When we went to the ticket agent to reserve seats for Kagoshima, a 4.5 hour train ride from Osaka, the agent was polite, helpful and smiled the whole time. All of the ticket agents did. We booked tickets all over Japan from the North to the South; through major cities and smaller towns and NOT A SINGLE AGENT was any less kind, helpful and direct than another. Folks: I’ve gotta give it to the Japanese, they take customer service to an entirely different level.
Prior to arriving in Japan all visitors should consider buying a Japan Rail Pass. The JR Pass is a one-ticket wonder. The price tag is steep if you are traveling on a shoe-string back-packer budget, which is why I think Japan is not the country to visit if you’re broke, but the pass pays for itself several times over over the course of the trip. Jackson and I bought the 14-day “ordinary” pass which allows access to all of Japan. Our tickets cost ¥46,390 which is about $424USD each. There are first-class passes available as well. There are also regional passes. You could get a pass only for the island of Kyushu only or Hokkaido, it depends on the kind of trip you want. The regional passes are cheaper.
Once you get a pass you can ride anything associated with JR rail, including city lines. It’s awesome. You simply flash your green card at the gate agent and walk onto a train. I love it.
Ok, so, back to Kagoshima.
Kagoshima is unremarkable except that it sits in the shadow of an active volcano called Sakurajima. This volcano is very large and will occasionally belch ash. When reading up on the city, some blogs warned that there is the normal weather report, but then also a falling ash report: yikes! But, COOL.
I’ve never seen an active volcano. Unless Yellowstone’s caldera counts? In any event: Sakurajima was awesome. We needed to take a ferry from Kagoshima to the volcano which took 15 minutes and was about ¥170 (about $1.50USD). Again with the Japanese service! There was a ferry that ran every 15 minutes from the city to the volcano 24-hours a day. And these ferries were not late: they worked like a clock. Incredible. I was reminded of the service the Staten Island Ferry provides to New York City and chuckled at how far we need to come to match this level of succinctness.

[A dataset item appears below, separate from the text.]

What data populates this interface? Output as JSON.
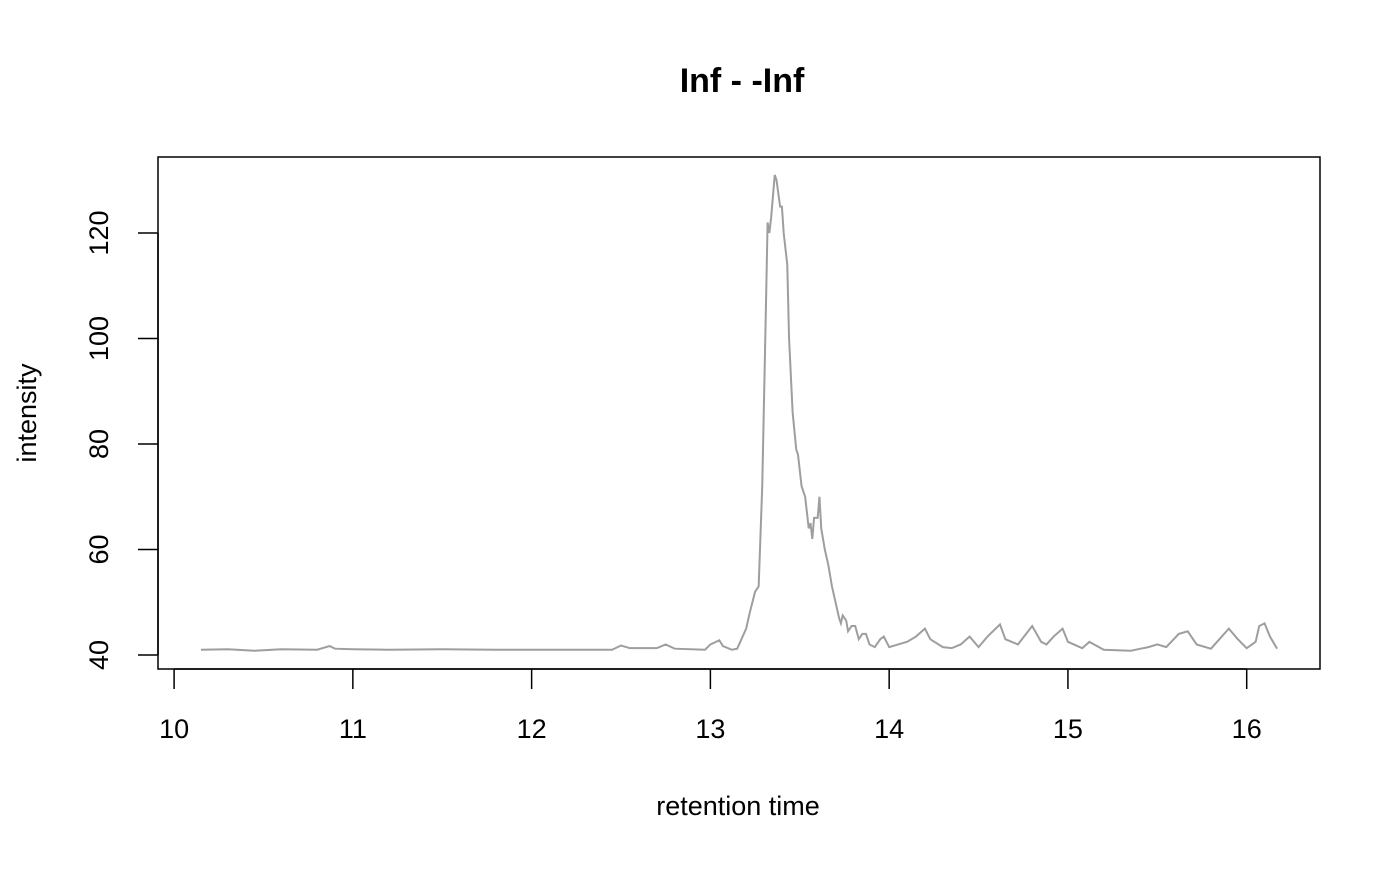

Jackson and I got really lucky. It turned into a gorgeous day.
We walked all over the volcano. Jackson took us on a 4-hour loop looking at different vantage points and art in the park. I was exhausted, but really glad to be out in the beautiful sunshine and warmth. There were hardly any tourists there and we had our pick of the cherry blossom trees to take pictures in front of. I couldn’t get enough of the volcano. It was stunning.
After our walk, we settled into a hot bath for our feet (and DAMN it was hot) and struck up a conversation with a lovely family who was visiting Kagoshima for the weekend. They were so nice to us! The wife wrote down some phrases that she thought we should know in Japanese and they turned out to be very helpful to us along our trip.

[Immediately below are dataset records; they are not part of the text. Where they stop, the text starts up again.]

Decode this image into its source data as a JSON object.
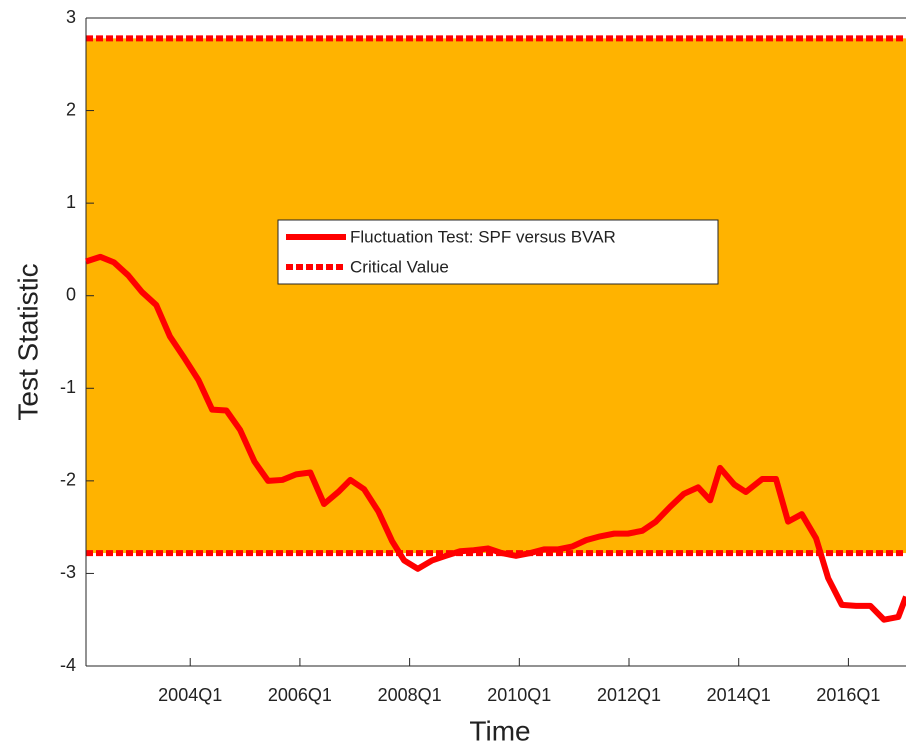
{
  "chart_data": {
    "type": "line",
    "x_label": "Time",
    "y_label": "Test Statistic",
    "xlim": [
      2002.1,
      2017.05
    ],
    "ylim": [
      -4,
      3
    ],
    "xticks": [
      {
        "value": 2004,
        "label": "2004Q1"
      },
      {
        "value": 2006,
        "label": "2006Q1"
      },
      {
        "value": 2008,
        "label": "2008Q1"
      },
      {
        "value": 2010,
        "label": "2010Q1"
      },
      {
        "value": 2012,
        "label": "2012Q1"
      },
      {
        "value": 2014,
        "label": "2014Q1"
      },
      {
        "value": 2016,
        "label": "2016Q1"
      }
    ],
    "yticks": [
      -4,
      -3,
      -2,
      -1,
      0,
      1,
      2,
      3
    ],
    "x": [
      2002.1,
      2002.36,
      2002.61,
      2002.87,
      2003.12,
      2003.38,
      2003.63,
      2003.89,
      2004.15,
      2004.4,
      2004.66,
      2004.91,
      2005.17,
      2005.42,
      2005.68,
      2005.93,
      2006.19,
      2006.44,
      2006.7,
      2006.92,
      2007.17,
      2007.43,
      2007.68,
      2007.9,
      2008.15,
      2008.41,
      2008.66,
      2008.92,
      2009.17,
      2009.43,
      2009.68,
      2009.94,
      2010.2,
      2010.45,
      2010.71,
      2010.96,
      2011.22,
      2011.47,
      2011.73,
      2011.98,
      2012.24,
      2012.49,
      2012.75,
      2013.0,
      2013.26,
      2013.48,
      2013.66,
      2013.92,
      2014.13,
      2014.43,
      2014.68,
      2014.9,
      2015.15,
      2015.41,
      2015.63,
      2015.88,
      2016.14,
      2016.4,
      2016.65,
      2016.91,
      2017.05
    ],
    "series": [
      {
        "name": "Fluctuation Test: SPF versus BVAR",
        "color": "#ff0000",
        "values": [
          0.37,
          0.42,
          0.36,
          0.22,
          0.04,
          -0.1,
          -0.44,
          -0.67,
          -0.91,
          -1.23,
          -1.24,
          -1.45,
          -1.79,
          -2.0,
          -1.99,
          -1.93,
          -1.91,
          -2.25,
          -2.12,
          -1.99,
          -2.09,
          -2.33,
          -2.65,
          -2.86,
          -2.95,
          -2.86,
          -2.81,
          -2.76,
          -2.75,
          -2.73,
          -2.78,
          -2.81,
          -2.78,
          -2.74,
          -2.74,
          -2.71,
          -2.64,
          -2.6,
          -2.57,
          -2.57,
          -2.54,
          -2.44,
          -2.28,
          -2.14,
          -2.07,
          -2.21,
          -1.86,
          -2.04,
          -2.12,
          -1.98,
          -1.98,
          -2.44,
          -2.36,
          -2.62,
          -3.05,
          -3.34,
          -3.35,
          -3.35,
          -3.5,
          -3.47,
          -3.25
        ]
      }
    ],
    "critical": {
      "name": "Critical Value",
      "color": "#ff0000",
      "fill": "#ffb300",
      "values": [
        -2.78,
        2.78
      ]
    }
  }
}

This family was so friendly and nice that the father apologized to us because he didn’t have a car large enough to take us home in. Sir: we in no way were expecting you to drive us home and are perfectly happy getting back ourselves and also you were so nice to us anyway that it really does not matter! So sweet! That was what most of our experience with the locals was like.
The golden slanted across Japan. The bay of Kagoshima was full of drifting white seagulls against a blue sky and rolling white clouds lazily ambled across the horizon. Jackson and I soaked our feet until they were pink and then decided to catch the ferry back to the city.
It wasn’t until we got back to our room in the hotel that we realized we were red-lobster style burned. Whoops. Didn’t put on sun screen and we were idiots. The trip was so worth it anyway.